Where the decision is unable to be reached, in an unusual circumstance beyond the agency’s control, the agency still has the right pursuant to 42 CFR§ 431.244(4)(i)(B) to extend the timeline for the decision. However, failure to submit evidence with an appeal request will never meet this rule as that is not a required action. It is only where evidence is submitted so late that it causes an actual delay that a delay can be allowed—unusual circumstances.
E. Previously approved services. In an appeal involving a proposed termination or reduction of a previously approved Medicaid service, the existence of a previously approved service authorization shall create a presumption that the service was medically necessary when it was approved. The strength of this presumption is directly related to the number and duration of previous approvals. For the entity that has proposed the termination or reduction to satisfy its burden of proof, it must demonstrate by a preponderance of the evidence that the Member’s condition has changed since the previous approval such that a reduction or revocation of the service is required by law, regulation, or policy, or it must demonstrate that the previous authorization was made in error with evidence sufficient to rebut the presumption that the service was previously medically necessary.
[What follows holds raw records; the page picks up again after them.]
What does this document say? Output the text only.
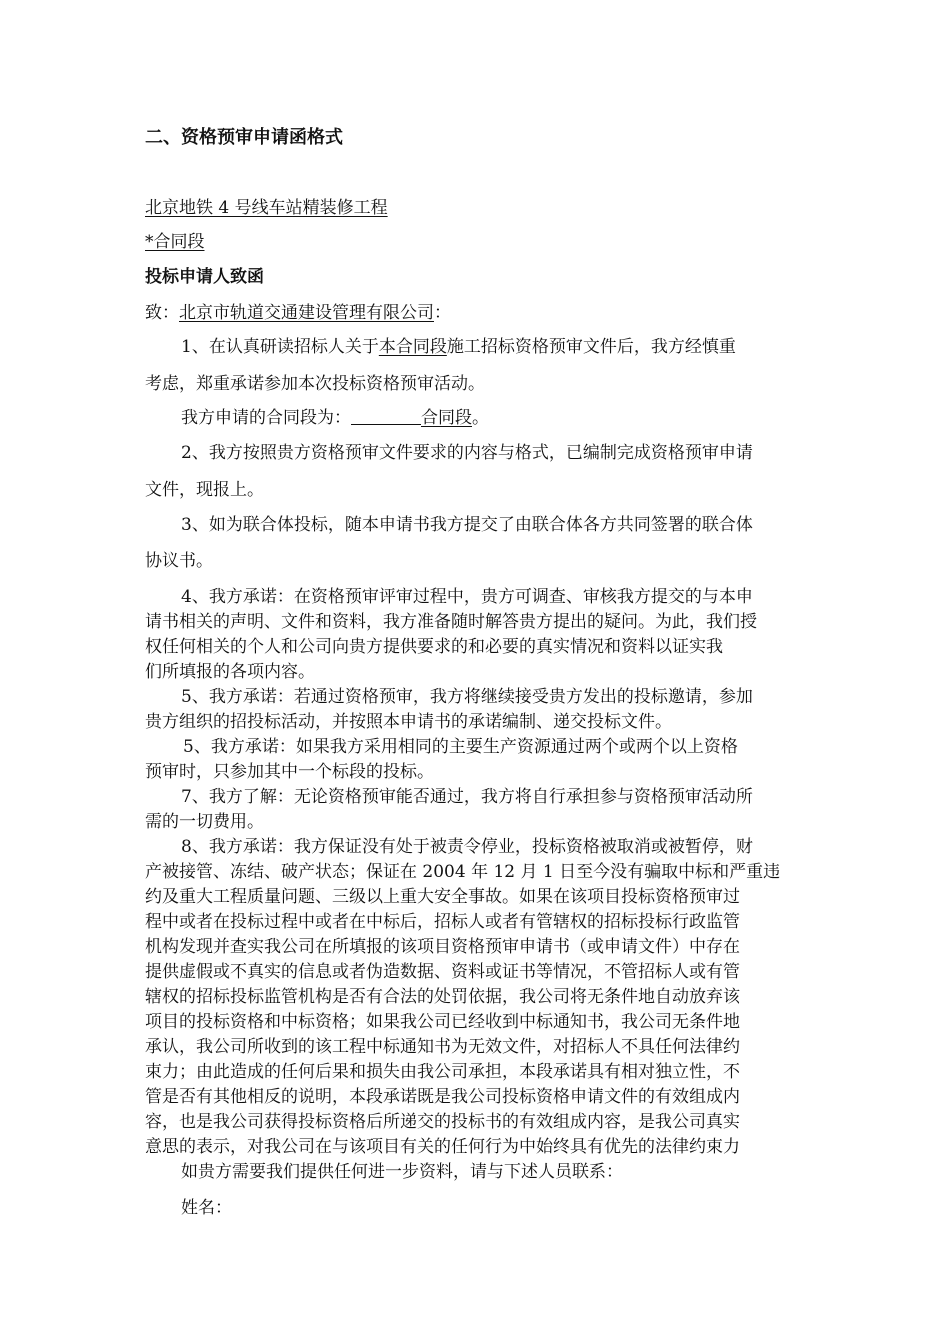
二、资格预审申请函格式
北京地铁 4 号线车站精装修工程
*合同段
投标申请人致函
致：北京市轨道交通建设管理有限公司：
1、在认真研读招标人关于本合同段施工招标资格预审文件后，我方经慎重
考虑，郑重承诺参加本次投标资格预审活动。
我方申请的合同段为：	合同段。
2、我方按照贵方资格预审文件要求的内容与格式，已编制完成资格预审申请
文件，现报上。
3、如为联合体投标，随本申请书我方提交了由联合体各方共同签署的联合体
协议书。
4、我方承诺：在资格预审评审过程中，贵方可调查、审核我方提交的与本申
请书相关的声明、文件和资料，我方准备随时解答贵方提出的疑问。为此，我们授
权任何相关的个人和公司向贵方提供要求的和必要的真实情况和资料以证实我
们所填报的各项内容。
5、我方承诺：若通过资格预审，我方将继续接受贵方发出的投标邀请，参加
贵方组织的招投标活动，并按照本申请书的承诺编制、递交投标文件。
5、我方承诺：如果我方采用相同的主要生产资源通过两个或两个以上资格
预审时，只参加其中一个标段的投标。
7、我方了解：无论资格预审能否通过，我方将自行承担参与资格预审活动所
需的一切费用。
8、我方承诺：我方保证没有处于被责令停业，投标资格被取消或被暂停，财
产被接管、冻结、破产状态；保证在 2004 年 12 月 1 日至今没有骗取中标和严重违
约及重大工程质量问题、三级以上重大安全事故。如果在该项目投标资格预审过
程中或者在投标过程中或者在中标后，招标人或者有管辖权的招标投标行政监管
机构发现并查实我公司在所填报的该项目资格预审申请书（或申请文件）中存在
提供虚假或不真实的信息或者伪造数据、资料或证书等情况，不管招标人或有管
辖权的招标投标监管机构是否有合法的处罚依据，我公司将无条件地自动放弃该
项目的投标资格和中标资格；如果我公司已经收到中标通知书，我公司无条件地
承认，我公司所收到的该工程中标通知书为无效文件，对招标人不具任何法律约
束力；由此造成的任何后果和损失由我公司承担，本段承诺具有相对独立性，不
管是否有其他相反的说明，本段承诺既是我公司投标资格申请文件的有效组成内
容，也是我公司获得投标资格后所递交的投标书的有效组成内容，是我公司真实
意思的表示，对我公司在与该项目有关的任何行为中始终具有优先的法律约束力
如贵方需要我们提供任何进一步资料，请与下述人员联系：
姓名：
Final Decision and Transmission of the Hearing Record
Hearing officers have failed to address legal arguments made in hearings in their reasoning and failed to explain why evidence was not probative in violation of due process.
State fair hearing process and final decisions
We appreciate all of the work that has gone into implementing the de novo hearing system and the opportunity to comment on these changes.